We look at the expected returns for a simple trading system of a limited risk/reward option strategy, and figure out its expected return. Then we figure out how we can improve it given our 30 Day Rule constraints.
This material is based on some external research from TastyTrade, so don’t want to take credit for it – we are just adapting it for our 30 Day Rule. If you are interested on the research source behind this post, we would recommend looking their Mechanics of Risk Reward video. The rest of TastyTrade is worth looking at too, because they have tons of FREE options and futures education that you have to pay for everywhere else. Plus they are generally quite entertaining to listen to
What is the strategy?
The trade we will create a strategy from is the Iron Condor 2 or 3 point wide, sold with 45 days to expiration (DTE). This is limited risk risk/reward strategy, that is risk $2 to make $1. You can also adapt this approach for other trades as well, not just an Iron Condor.
For this discussion you don’t really need to understand exactly HOW the Iron Condor works – just that will be assuming that we place a trade that has the following expected outcome if you hold it all the way to expiration:
Max Profit / Loss
Probability of Profit/Loss
Executed results on 100 trades
|BAD RESULT! ----->||-$2,660|
|Max Loss on Trade||-$266||40%||-$10,640|
|Max Gain on Trade||$133||60%||$7,980|
So given that this appears to be a losing system – why bother to trade it?
Well, the above table has the following built in assumptions:
1 We hold everything to expiration and don’t do anything at all
2 The trade loss is ALWAYS the max loss – in practice that is not true.
Fortunately we can modify the assumptions
1 We do not need to hold to expiration
2 We can take winners early – if during the trade lifetime a profit target is reached then the trade can be exited.
3 We let the losers go and do not try to exit – but we can assume that not all of the losers will be max loss
So what does that look like ?
It turns out that with Iron Condors (and many other trades) that although a trade might ULTIMATELY end up being a loser AT EXPIRATION, and at some point in its trade lifetime you have the chance to exit with a winner.
Mechanics of Risk Reward video showed that the optimal time to exit is at 50% of max profit, and if you do that you have an 88% chance of exiting with a winner. Which is much better than the original 60% that the expiration probabilties would imply. To repeat the same thing differently, because its important – you have an 88% chance exiting with a 50% of max profit.
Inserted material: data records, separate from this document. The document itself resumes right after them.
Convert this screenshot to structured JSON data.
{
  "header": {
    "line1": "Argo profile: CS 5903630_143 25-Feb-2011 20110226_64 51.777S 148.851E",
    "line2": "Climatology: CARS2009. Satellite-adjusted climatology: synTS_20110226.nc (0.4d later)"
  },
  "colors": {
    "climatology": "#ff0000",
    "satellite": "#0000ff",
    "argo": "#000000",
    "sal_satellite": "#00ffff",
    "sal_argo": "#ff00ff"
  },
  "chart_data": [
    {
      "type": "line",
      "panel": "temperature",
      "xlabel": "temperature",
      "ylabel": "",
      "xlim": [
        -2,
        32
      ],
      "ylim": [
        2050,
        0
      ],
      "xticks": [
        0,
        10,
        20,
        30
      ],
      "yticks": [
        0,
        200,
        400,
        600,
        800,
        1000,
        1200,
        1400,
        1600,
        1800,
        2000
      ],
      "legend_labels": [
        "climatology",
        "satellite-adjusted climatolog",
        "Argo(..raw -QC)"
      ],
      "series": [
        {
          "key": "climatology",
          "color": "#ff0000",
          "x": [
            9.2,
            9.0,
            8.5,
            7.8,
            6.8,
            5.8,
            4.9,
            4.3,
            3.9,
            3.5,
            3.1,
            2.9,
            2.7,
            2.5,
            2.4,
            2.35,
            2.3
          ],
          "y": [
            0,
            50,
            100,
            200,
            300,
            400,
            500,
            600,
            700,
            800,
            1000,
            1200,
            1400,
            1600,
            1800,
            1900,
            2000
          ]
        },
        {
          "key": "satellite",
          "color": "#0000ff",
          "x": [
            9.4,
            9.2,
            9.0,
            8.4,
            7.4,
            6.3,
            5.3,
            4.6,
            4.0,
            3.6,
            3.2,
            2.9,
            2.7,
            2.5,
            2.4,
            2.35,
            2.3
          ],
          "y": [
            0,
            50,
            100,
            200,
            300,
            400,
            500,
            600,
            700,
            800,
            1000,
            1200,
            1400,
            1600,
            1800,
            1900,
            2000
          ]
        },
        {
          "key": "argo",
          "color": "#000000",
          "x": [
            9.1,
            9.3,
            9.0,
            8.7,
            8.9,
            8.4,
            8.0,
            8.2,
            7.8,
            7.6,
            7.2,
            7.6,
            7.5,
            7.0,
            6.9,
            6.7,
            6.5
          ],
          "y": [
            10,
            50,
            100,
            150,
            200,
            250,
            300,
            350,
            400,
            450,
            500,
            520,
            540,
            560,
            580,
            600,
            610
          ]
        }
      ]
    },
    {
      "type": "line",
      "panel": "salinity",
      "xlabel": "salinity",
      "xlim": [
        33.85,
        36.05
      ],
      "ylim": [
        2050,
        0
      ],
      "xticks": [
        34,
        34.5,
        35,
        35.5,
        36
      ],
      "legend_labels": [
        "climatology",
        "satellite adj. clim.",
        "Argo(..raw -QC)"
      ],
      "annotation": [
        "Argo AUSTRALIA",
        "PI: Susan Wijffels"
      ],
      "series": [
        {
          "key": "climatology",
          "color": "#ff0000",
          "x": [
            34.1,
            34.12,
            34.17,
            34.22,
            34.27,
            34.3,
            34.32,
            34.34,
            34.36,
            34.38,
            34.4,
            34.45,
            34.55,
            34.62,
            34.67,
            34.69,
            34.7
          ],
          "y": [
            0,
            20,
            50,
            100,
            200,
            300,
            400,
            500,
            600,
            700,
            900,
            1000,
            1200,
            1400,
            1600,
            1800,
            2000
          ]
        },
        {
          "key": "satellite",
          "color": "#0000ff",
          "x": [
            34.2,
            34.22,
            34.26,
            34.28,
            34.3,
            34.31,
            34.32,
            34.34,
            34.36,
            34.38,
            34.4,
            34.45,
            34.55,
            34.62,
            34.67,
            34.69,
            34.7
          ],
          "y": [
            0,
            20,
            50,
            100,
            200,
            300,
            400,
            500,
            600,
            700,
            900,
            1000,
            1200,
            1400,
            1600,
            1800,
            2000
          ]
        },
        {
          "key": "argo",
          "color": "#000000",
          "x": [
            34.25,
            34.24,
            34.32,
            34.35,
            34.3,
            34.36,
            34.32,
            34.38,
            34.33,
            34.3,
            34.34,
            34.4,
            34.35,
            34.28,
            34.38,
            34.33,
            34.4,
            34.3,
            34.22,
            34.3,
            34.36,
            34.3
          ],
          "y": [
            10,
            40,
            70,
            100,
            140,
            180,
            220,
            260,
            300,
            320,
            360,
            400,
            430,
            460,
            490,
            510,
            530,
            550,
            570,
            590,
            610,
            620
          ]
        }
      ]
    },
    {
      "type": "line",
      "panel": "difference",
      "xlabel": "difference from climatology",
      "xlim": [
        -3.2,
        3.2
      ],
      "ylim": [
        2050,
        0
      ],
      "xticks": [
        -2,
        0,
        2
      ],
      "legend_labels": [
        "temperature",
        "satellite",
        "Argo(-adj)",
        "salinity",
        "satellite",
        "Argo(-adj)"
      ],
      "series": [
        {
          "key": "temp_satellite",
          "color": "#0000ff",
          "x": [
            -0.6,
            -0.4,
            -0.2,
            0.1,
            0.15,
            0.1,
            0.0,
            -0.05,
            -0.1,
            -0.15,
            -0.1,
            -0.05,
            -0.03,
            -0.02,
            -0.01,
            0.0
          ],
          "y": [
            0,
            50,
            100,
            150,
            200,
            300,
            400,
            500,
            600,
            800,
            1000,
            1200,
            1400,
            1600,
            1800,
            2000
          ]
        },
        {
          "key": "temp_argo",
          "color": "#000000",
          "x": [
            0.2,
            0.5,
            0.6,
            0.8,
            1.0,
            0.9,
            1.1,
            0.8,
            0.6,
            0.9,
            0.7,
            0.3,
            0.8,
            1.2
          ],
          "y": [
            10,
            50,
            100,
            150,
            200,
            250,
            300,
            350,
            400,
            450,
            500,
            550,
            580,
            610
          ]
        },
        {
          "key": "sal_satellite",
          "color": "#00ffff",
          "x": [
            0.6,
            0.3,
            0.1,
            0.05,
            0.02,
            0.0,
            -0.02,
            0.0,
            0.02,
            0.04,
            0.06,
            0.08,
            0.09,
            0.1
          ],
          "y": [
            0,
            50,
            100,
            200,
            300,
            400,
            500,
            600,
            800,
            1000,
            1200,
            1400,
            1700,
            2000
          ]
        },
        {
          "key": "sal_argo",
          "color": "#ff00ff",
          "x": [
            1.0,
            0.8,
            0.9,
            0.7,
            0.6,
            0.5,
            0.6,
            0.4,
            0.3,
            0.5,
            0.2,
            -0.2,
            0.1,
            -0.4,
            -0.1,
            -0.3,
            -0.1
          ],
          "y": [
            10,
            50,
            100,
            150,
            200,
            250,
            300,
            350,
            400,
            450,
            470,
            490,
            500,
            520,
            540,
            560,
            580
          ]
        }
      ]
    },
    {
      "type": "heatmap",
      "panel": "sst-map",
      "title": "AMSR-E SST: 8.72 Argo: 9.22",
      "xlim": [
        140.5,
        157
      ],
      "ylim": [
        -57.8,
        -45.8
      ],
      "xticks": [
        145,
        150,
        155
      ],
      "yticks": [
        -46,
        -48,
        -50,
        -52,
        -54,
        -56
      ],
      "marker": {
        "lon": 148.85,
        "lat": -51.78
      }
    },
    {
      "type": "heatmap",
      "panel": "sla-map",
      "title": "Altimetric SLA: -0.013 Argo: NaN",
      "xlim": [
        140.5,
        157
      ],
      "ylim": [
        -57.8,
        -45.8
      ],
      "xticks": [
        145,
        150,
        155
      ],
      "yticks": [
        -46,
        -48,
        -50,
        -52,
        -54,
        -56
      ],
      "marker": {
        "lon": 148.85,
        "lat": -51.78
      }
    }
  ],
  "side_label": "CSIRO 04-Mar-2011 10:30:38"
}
The above is based on being able to exit an anytime during the trade – but we have to work with the 30 day rule. So we would need to estimate the chances of exiting with a 50% after holding for 30 days inclusive. You can see the values we selected on the spreadsheet below (screenshot below) which allows us to model the concepts relatively easily:
The more times the strategy is run, the results should converge towards a much more predictable outcome – therefore theoritically the more you trade, the more likely you are to get the expected results.
Wait ? What ever happened to “Cut your losers and let your winners run”. Generally good advice for stock trading, but this is limited risk/reward system – and we know the risk on order entry (so one trade cannot take us out of the game).
This was to try and improve the results of our existing Iron Condor in our IRA accounts. So far in 2016 markets are cooperating with high implied volatility, which is great for Iron Condor strategies you can get more credit on trade entry. We are still working on verifying the above system but plan to refine it and actively use it with more capital in 2016.